Extraits littéraires

Pourquoi…

Le mauvais berceau

Quand ma mère se fâchait contre moi, ce qui lui arrivait souvent, elle disait : « Le Diable nous a dirigés vers le mauvais berceau. »
L’image de Satan prenant congé de la guerre froide et du maccarthysme le temps de faire un crochet par Manchester en 1960 – but de la visite : duper Mrs Winterson – est théâtralement truculente. Ma mère elle-même était une dépressive truculente ; une femme qui cachait un revolver dans le tiroir à chiffons et les balles dans une boîte de produit nettoyant Pledge. Une femme qui passait ses nuits à faire des gâteaux pour ne pas avoir à dormir dans le même lit que mon père. Une femme qui avait une descente d’organes, une thyroïde déficiente, un cœur hypertrophié, une jambe ulcéreuse jamais guérie, et deux dentiers – un mat pour tous les jours et un perlé pour les « grands jours ».
J’ignore pourquoi elle n’avait/ne pouvait pas avoir d’enfant.

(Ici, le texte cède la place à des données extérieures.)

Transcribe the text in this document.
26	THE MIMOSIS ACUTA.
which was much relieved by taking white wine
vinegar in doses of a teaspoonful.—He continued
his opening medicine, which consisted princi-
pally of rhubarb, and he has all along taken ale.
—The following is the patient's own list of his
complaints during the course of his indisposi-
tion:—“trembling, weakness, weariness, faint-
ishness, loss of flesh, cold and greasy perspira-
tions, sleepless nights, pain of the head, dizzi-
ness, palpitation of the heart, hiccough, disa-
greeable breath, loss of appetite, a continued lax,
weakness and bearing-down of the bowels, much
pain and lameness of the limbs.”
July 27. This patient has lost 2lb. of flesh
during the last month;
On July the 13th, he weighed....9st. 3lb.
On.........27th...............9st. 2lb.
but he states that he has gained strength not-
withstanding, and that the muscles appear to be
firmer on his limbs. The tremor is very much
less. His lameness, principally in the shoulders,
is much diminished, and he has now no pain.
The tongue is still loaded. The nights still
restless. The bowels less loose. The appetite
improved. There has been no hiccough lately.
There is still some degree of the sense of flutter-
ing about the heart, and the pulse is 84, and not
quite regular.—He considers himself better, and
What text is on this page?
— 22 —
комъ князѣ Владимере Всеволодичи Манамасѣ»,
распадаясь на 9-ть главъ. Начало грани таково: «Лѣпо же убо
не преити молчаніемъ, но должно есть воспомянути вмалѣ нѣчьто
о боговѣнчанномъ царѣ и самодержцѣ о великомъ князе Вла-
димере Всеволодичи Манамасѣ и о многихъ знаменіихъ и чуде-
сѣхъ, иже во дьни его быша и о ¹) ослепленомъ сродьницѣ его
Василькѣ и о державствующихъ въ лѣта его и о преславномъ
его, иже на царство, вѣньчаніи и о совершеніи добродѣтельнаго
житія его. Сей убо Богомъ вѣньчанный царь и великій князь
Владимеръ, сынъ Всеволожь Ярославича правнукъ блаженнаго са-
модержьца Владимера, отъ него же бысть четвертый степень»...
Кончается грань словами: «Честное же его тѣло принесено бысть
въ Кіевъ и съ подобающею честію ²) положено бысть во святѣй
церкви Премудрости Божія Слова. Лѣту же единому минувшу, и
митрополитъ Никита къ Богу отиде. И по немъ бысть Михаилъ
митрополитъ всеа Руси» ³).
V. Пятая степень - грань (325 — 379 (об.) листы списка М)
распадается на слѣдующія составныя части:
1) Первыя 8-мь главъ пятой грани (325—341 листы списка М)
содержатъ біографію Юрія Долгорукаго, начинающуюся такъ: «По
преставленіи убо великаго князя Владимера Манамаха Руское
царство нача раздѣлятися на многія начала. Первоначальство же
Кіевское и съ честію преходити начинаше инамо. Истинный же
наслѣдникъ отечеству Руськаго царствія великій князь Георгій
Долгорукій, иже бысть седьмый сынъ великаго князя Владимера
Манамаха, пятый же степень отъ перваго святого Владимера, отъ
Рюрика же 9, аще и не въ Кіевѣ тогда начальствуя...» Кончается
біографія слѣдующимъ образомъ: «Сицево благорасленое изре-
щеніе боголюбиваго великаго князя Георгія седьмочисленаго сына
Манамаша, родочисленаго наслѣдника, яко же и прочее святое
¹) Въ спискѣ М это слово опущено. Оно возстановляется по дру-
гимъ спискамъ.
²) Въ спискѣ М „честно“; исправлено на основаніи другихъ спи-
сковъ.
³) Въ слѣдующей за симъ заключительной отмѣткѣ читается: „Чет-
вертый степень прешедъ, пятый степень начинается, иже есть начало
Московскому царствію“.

Je sais qu’elle m’a adoptée parce qu’elle voulait une amie (elle n’en avait aucune), et parce que j’étais comme une fusée éclairante lancée à l’adresse du monde – une façon de dire qu’elle était là –, une sorte de croix marquant sa présence sur la carte.
Elle détestait son anonymat, et comme tous les enfants, adoptés ou non, j’ai dû vivre une partie de ce qu’elle avait rêvé pour sa propre existence. Nous faisons ce genre de choses pour nos parents – ils ne nous laissent pas vraiment le choix.
Elle était encore en vie quand mon premier roman, Les oranges ne sont pas les seuls fruits, a été publié en 1985. Il est en partie autobiographique dans le sens où il raconte l’histoire d’une petite fille adoptée par un couple de pentecôtistes. On la destine à être missionnaire. Au lieu de cela, elle tombe amoureuse d’une fille. Catastrophe. La jeune fille quitte la maison, se débrouille pour entrer à Oxford, puis revient chez elle où elle découvre que sa mère s’est bricolé une CB pour diffuser les Évangiles aux païens. La mère a choisi un nom de code à rallonge – « Lumière Bienveillante ».
Le roman commence par : « Comme la plupart des gens, j’ai longtemps vécu avec ma mère et mon père. Mon père aimait regarder les combats de catch, ma mère, elle, aimait catcher. »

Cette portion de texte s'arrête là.